Leesburg’s proposal brings together three essential but not often available components to successfully convert waste to green energy, said Dr. Jay Kapat at the College of Engineering and Computer Science Center for Advanced Turbines and Energy Research at the University of Central Florida.
“This could immediately jump-start the whole process,” Kapat explained. “In many similar ventures, it requires three things: a local government or community, industrial groups to bring investments and business knowledge and academia to bring in new ideas. All of these are coming together in Leesburg.”
Also proposed for the Florida Energy and Aerospace Technology Park is a unique aviation complex that will provide joint-use facilities and business services to accommodate multiple light-sport aircraft (LSA) manufacturers and related companies. Light-sport aircraft are among a growing industry providing lightweight, affordable and easy-to-fly recreational planes. The City is already negotiating with one LSA company to bring its composite and aircraft manufacturing operation to Leesburg.
Future aircraft manufacturers at the technology park will have exclusive use of two proposed, 2,500-foot paved and grass airstrips. Adjacent hangars and other facilities will have direct taxiway access. This will be the nation’s first airpark designed from the ground-up specifically for LSA manufacturers.
An aviation incubator is being planned in partnership with Embry-Riddle Aeronautical University – a world leader in aeronautics instruction and research offering more than 30 degree programs to 34,000 students from around the world. The proposed facility will provide joint-use manufacturing and testing equipment, offices and other features to help share production costs among several small aviation companies working to grow their products and services. The incubator also will provide aviation-related business assistance and education services.
The city currently operates a similar business incubator in downtown Leesburg, in conjunction with Lake County and the University of Central Florida. Open since 2007, the incubator helps small companies to grow and create new jobs.
Leesburg joined with Embry-Riddle last year to help develop an economic development plan branching off from the business growth at Leesburg International Airport. The partners hosted a two-day visioning session at Lake-Sumter Community College to garner community input from local government, academic and business leaders.

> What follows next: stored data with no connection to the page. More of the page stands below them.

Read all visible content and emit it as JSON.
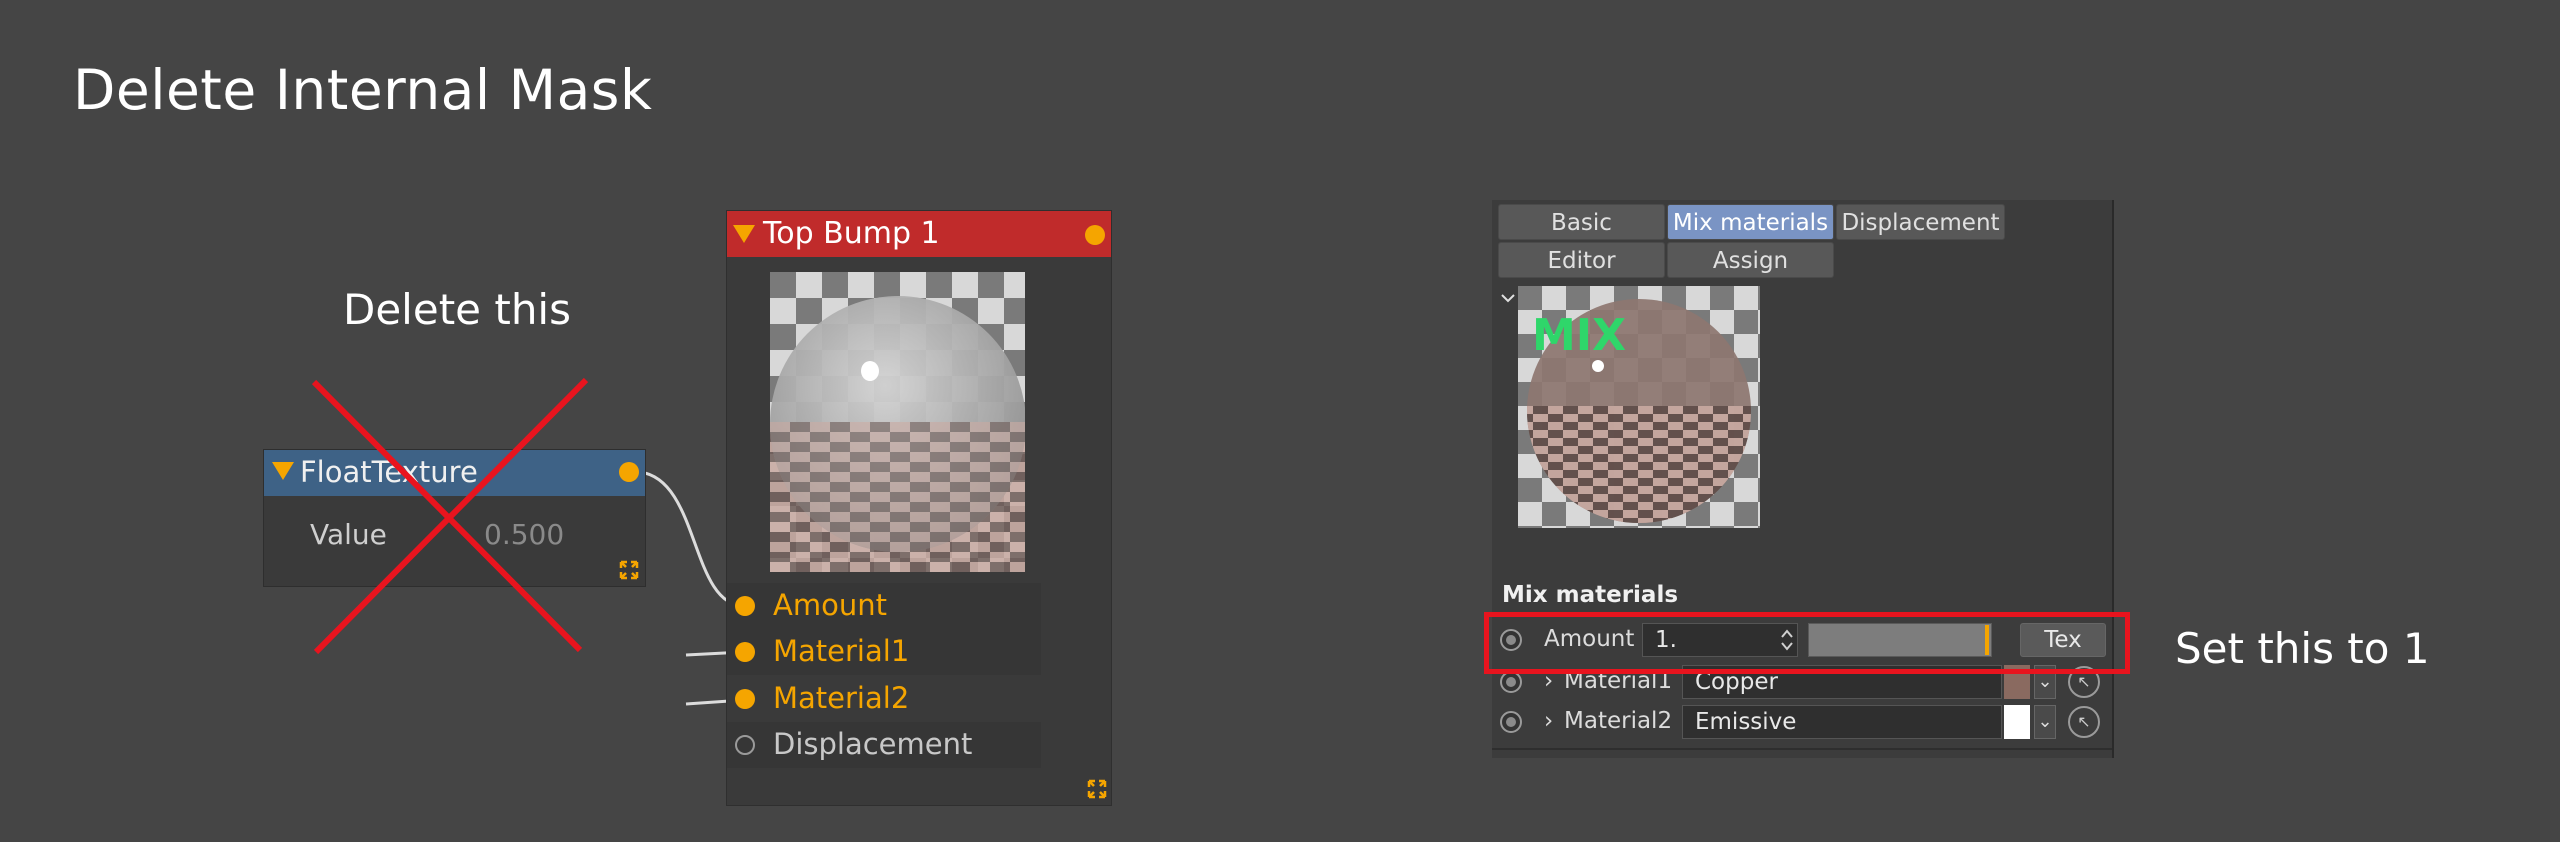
{
  "title": "Delete Internal Mask",
  "annotations": {
    "delete_note": "Delete this",
    "set_note": "Set this to 1"
  },
  "float_texture_node": {
    "title": "FloatTexture",
    "value_label": "Value",
    "value": "0.500"
  },
  "top_bump_node": {
    "title": "Top Bump 1",
    "pins": [
      "Amount",
      "Material1",
      "Material2",
      "Displacement"
    ]
  },
  "panel": {
    "tabs": [
      "Basic",
      "Mix materials",
      "Displacement",
      "Editor",
      "Assign"
    ],
    "active_tab": "Mix materials",
    "preview_text": "MIX",
    "section_title": "Mix materials",
    "amount": {
      "label": "Amount",
      "value": "1.",
      "tex_label": "Tex"
    },
    "material1": {
      "label": "Material1",
      "value": "Copper"
    },
    "material2": {
      "label": "Material2",
      "value": "Emissive"
    }
  },
  "colors": {
    "background": "#454545",
    "pin_orange": "#f5a500",
    "float_header": "#3e6286",
    "bump_header": "#c02b2b",
    "cross_red": "#e8141e",
    "active_tab": "#7a94c4"
  }
}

The city then developed the Leesburg Energy and Aerospace Program to chart a course for economic development through aviation and aerospace. Part of that program has emerged to support light-sport aircraft manufacturers.

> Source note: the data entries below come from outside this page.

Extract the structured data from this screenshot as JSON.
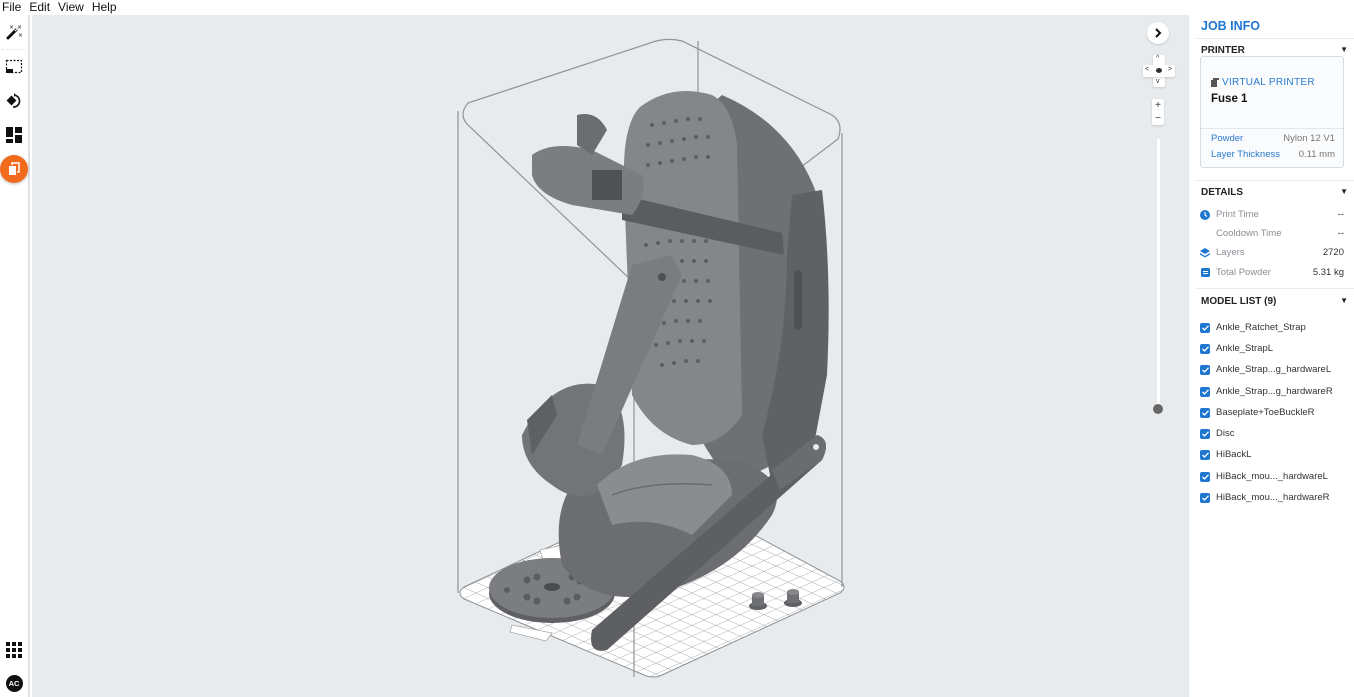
{
  "menu": [
    "File",
    "Edit",
    "View",
    "Help"
  ],
  "toolbar": {
    "tools": [
      {
        "icon": "magic-wand-icon",
        "label": "Auto layout"
      },
      {
        "icon": "selection-box-icon",
        "label": "Select"
      },
      {
        "icon": "orient-icon",
        "label": "Orient"
      },
      {
        "icon": "layout-icon",
        "label": "Layout"
      },
      {
        "icon": "print-icon",
        "label": "Print",
        "active": true
      }
    ],
    "bottom": [
      {
        "icon": "apps-grid-icon"
      },
      {
        "icon": "account-avatar",
        "label": "AC"
      }
    ],
    "accent": "#f26b1d"
  },
  "viewport": {
    "background": "#e8ebee",
    "model_color": "#7a7c80",
    "zoom_slider": {
      "value": 0.0
    }
  },
  "panel": {
    "title": "JOB INFO",
    "printer": {
      "header": "PRINTER",
      "type_label": "VIRTUAL PRINTER",
      "name": "Fuse 1",
      "rows": [
        {
          "key": "Powder",
          "value": "Nylon 12 V1"
        },
        {
          "key": "Layer Thickness",
          "value": "0.11 mm"
        }
      ]
    },
    "details": {
      "header": "DETAILS",
      "rows": [
        {
          "icon": "clock-icon",
          "key": "Print Time",
          "value": "--"
        },
        {
          "icon": "",
          "key": "Cooldown Time",
          "value": "--"
        },
        {
          "icon": "layers-icon",
          "key": "Layers",
          "value": "2720"
        },
        {
          "icon": "powder-icon",
          "key": "Total Powder",
          "value": "5.31 kg"
        }
      ]
    },
    "models": {
      "header": "MODEL LIST (9)",
      "items": [
        {
          "name": "Ankle_Ratchet_Strap",
          "checked": true
        },
        {
          "name": "Ankle_StrapL",
          "checked": true
        },
        {
          "name": "Ankle_Strap...g_hardwareL",
          "checked": true
        },
        {
          "name": "Ankle_Strap...g_hardwareR",
          "checked": true
        },
        {
          "name": "Baseplate+ToeBuckleR",
          "checked": true
        },
        {
          "name": "Disc",
          "checked": true
        },
        {
          "name": "HiBackL",
          "checked": true
        },
        {
          "name": "HiBack_mou..._hardwareL",
          "checked": true
        },
        {
          "name": "HiBack_mou..._hardwareR",
          "checked": true
        }
      ]
    },
    "accent": "#1f77d0"
  }
}
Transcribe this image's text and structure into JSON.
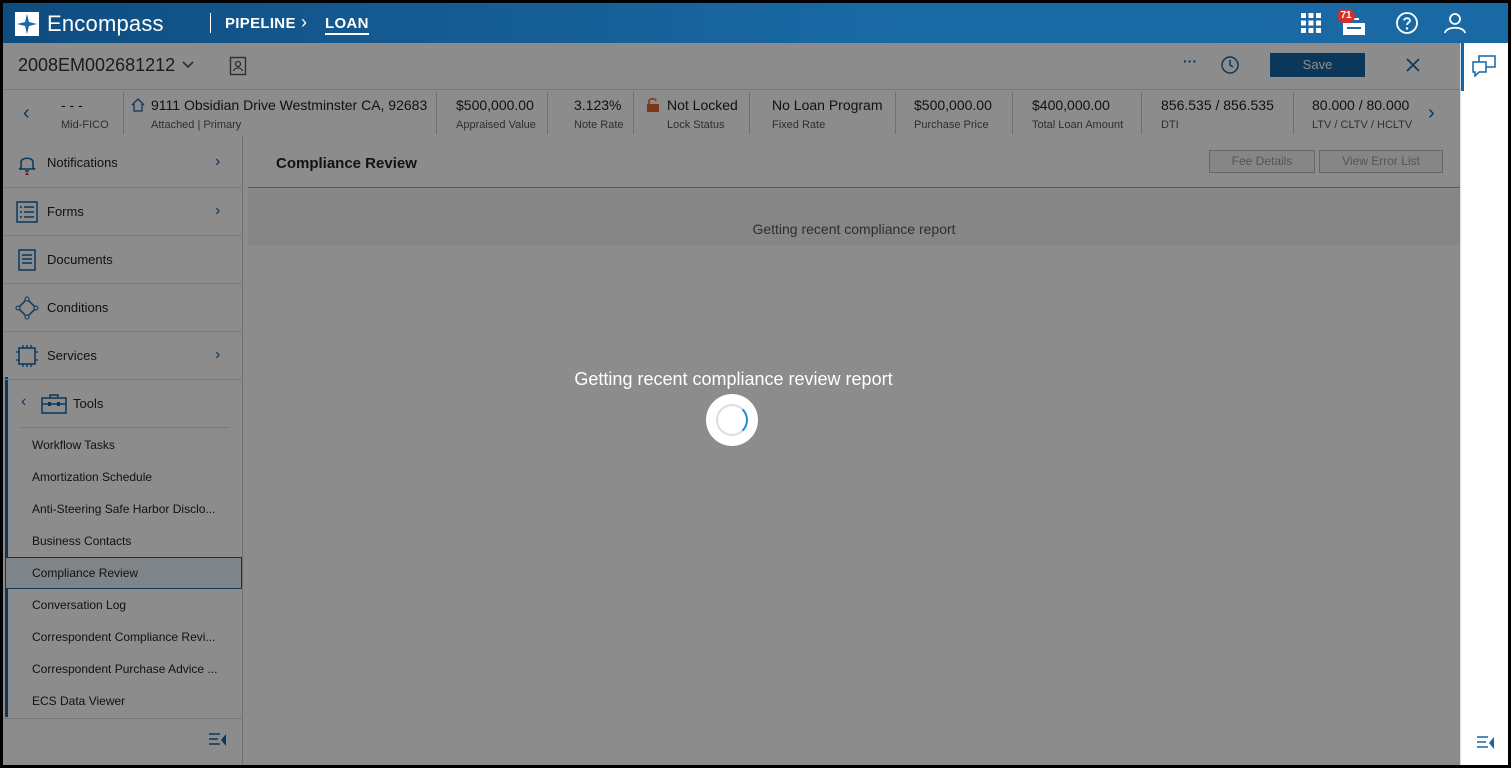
{
  "app": {
    "brand": "Encompass",
    "breadcrumb": {
      "pipeline": "PIPELINE",
      "separator": "›",
      "current": "LOAN"
    },
    "notification_count": "71"
  },
  "loan_header": {
    "loan_number": "2008EM002681212",
    "more_label": "···",
    "save_label": "Save"
  },
  "summary": [
    {
      "value": "- - -",
      "label": "Mid-FICO"
    },
    {
      "value": "9111 Obsidian Drive Westminster CA, 92683",
      "label": "Attached | Primary"
    },
    {
      "value": "$500,000.00",
      "label": "Appraised Value"
    },
    {
      "value": "3.123%",
      "label": "Note Rate"
    },
    {
      "value": "Not Locked",
      "label": "Lock Status"
    },
    {
      "value": "No Loan Program",
      "label": "Fixed Rate"
    },
    {
      "value": "$500,000.00",
      "label": "Purchase Price"
    },
    {
      "value": "$400,000.00",
      "label": "Total Loan Amount"
    },
    {
      "value": "856.535 / 856.535",
      "label": "DTI"
    },
    {
      "value": "80.000 / 80.000",
      "label": "LTV / CLTV / HCLTV"
    }
  ],
  "nav": {
    "main": [
      {
        "label": "Notifications"
      },
      {
        "label": "Forms"
      },
      {
        "label": "Documents"
      },
      {
        "label": "Conditions"
      },
      {
        "label": "Services"
      }
    ],
    "tools_label": "Tools",
    "tools": [
      {
        "label": "Workflow Tasks"
      },
      {
        "label": "Amortization Schedule"
      },
      {
        "label": "Anti-Steering Safe Harbor Disclo..."
      },
      {
        "label": "Business Contacts"
      },
      {
        "label": "Compliance Review"
      },
      {
        "label": "Conversation Log"
      },
      {
        "label": "Correspondent Compliance Revi..."
      },
      {
        "label": "Correspondent Purchase Advice ..."
      },
      {
        "label": "ECS Data Viewer"
      }
    ],
    "active_tool": "Compliance Review"
  },
  "main": {
    "title": "Compliance Review",
    "fee_details_label": "Fee Details",
    "view_error_list_label": "View Error List",
    "status_text": "Getting recent compliance report"
  },
  "overlay": {
    "loading_text": "Getting recent compliance review report"
  },
  "colors": {
    "accent": "#1565a6",
    "topbar": "#0f4d80",
    "badge": "#d0312d",
    "lock": "#e0622a"
  }
}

Aside from its international airport, Leesburg is ideally suited for businesses with a wide range of public utilities including high-speed fiber-optic communication, schools and major roadways. This area is centrally located within reach of Florida’s major transportation hubs in Jacksonville, Tampa and Miami.
Leesburg also is working closely with Embry-Riddle, Lake-Sumter Community College, Lake Tech, and Lake County Schools to develop industry-specific education programs that can support the future energy and aerospace jobs. An “Energy Academy” is in development for Leesburg High School that will provide students with a concentrated curriculum and hands-on training in the energy field. It is modeled after a similar program in Polk County at Tenoroc High. Leesburg Electric has already agreed to underwrite the cost of equipping an energy laboratory for the program. Talks are also underway for a similar academy focusing on aviation and aerospace.
A total of six companies, representing over 600 jobs, are now negotiating with Leesburg for space at the technology park.
Leesburg is a progressive city of more than 20,000 residents in northwest Lake County. The city government serves twice as many people with its electric, gas, water, wastewater and fiber-optic public utilities. Leesburg also is a central hub for commerce, attracting 50,000 people to work each weekday.